- Danby Location within New York Danby Location within the United States
- Coordinates: 42°21′9″N 76°28′50″W﻿ / ﻿42.35250°N 76.48056°W
- Country: United States
- State: New York
- County: Tompkins
- Town: Danby

Area
- • Total: 3.46 sq mi (8.96 km^{2})
- • Land: 3.46 sq mi (8.95 km^{2})
- • Water: 0.0039 sq mi (0.01 km^{2})
- Elevation: 1,238 ft (377 m)

Population (2020)
- • Total: 506
- • Density: 146.4/sq mi (56.54/km^{2})
- Time zone: UTC-5 (Eastern (EST))
- • Summer (DST): UTC-4 (EDT)
- ZIP Codes: 14850 (Ithaca) 14883 (Spencer)
- Area code: 607
- FIPS code: 36-19609
- GNIS feature ID: 2806980

= Danby (CDP), New York =

Danby is the primary hamlet and a census-designated place (CDP) in the town of Danby, Tompkins County, New York, United States. It was first listed as a CDP prior to the 2020 census.

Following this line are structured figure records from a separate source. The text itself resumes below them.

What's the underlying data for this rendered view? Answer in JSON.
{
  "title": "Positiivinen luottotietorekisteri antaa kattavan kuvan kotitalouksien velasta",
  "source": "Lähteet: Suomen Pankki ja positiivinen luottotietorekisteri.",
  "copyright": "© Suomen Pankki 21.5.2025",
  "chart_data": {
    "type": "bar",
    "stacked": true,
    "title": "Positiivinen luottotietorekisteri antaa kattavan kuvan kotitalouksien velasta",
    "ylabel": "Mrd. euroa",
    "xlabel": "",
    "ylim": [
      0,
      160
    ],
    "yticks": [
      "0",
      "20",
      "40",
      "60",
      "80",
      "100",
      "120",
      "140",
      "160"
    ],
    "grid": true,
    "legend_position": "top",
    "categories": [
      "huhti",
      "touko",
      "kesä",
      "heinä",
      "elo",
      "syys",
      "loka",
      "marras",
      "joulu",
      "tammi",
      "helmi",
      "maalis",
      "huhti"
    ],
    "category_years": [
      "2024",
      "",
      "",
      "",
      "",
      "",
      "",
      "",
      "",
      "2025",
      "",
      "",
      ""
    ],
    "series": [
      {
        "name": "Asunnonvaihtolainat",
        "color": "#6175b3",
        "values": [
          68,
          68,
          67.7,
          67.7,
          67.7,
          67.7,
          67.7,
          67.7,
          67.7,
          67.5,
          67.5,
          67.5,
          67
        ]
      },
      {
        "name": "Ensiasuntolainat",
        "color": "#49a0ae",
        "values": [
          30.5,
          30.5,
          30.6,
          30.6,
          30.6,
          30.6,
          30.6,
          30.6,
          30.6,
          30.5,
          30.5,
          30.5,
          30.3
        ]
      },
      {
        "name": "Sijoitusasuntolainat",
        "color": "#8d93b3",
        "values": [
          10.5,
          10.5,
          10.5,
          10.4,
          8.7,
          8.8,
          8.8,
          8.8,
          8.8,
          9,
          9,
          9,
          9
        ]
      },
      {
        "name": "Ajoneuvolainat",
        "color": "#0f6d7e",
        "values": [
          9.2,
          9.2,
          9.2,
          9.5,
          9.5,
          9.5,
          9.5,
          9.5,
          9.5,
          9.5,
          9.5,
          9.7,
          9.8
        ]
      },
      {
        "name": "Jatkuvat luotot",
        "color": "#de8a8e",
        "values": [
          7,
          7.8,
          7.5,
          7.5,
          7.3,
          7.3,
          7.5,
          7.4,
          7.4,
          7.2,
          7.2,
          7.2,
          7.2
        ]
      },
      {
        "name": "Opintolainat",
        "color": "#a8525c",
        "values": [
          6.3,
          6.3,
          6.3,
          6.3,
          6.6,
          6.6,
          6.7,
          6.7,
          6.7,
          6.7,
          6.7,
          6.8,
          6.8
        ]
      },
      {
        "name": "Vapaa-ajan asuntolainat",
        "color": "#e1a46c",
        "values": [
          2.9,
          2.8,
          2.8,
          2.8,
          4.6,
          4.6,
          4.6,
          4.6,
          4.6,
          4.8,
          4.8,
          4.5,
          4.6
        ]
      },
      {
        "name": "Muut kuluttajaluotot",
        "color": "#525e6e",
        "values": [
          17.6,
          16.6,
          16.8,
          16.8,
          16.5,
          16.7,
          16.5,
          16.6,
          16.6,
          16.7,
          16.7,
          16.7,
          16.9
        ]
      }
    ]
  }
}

The community is in southern Tompkins County, in the north-central part of the town of Danby. It is in a valley at the headwaters of Buttermilk Creek, which flows north over Buttermilk Falls to Cayuga Inlet and then into Cayuga Lake at Ithaca.

New York State Route 96B runs through the center of Danby, leading north 7 mi to Ithaca and southeast 12 mi to Candor.

==Demographics==

Historical population
| Census | Pop. | Note | %± |
| 2020 | 506 |  | — |
U.S. Decennial Census

==Education==
The CDP is in the Ithaca City School District. The zoned comprehensive high school of the district is Ithaca High School.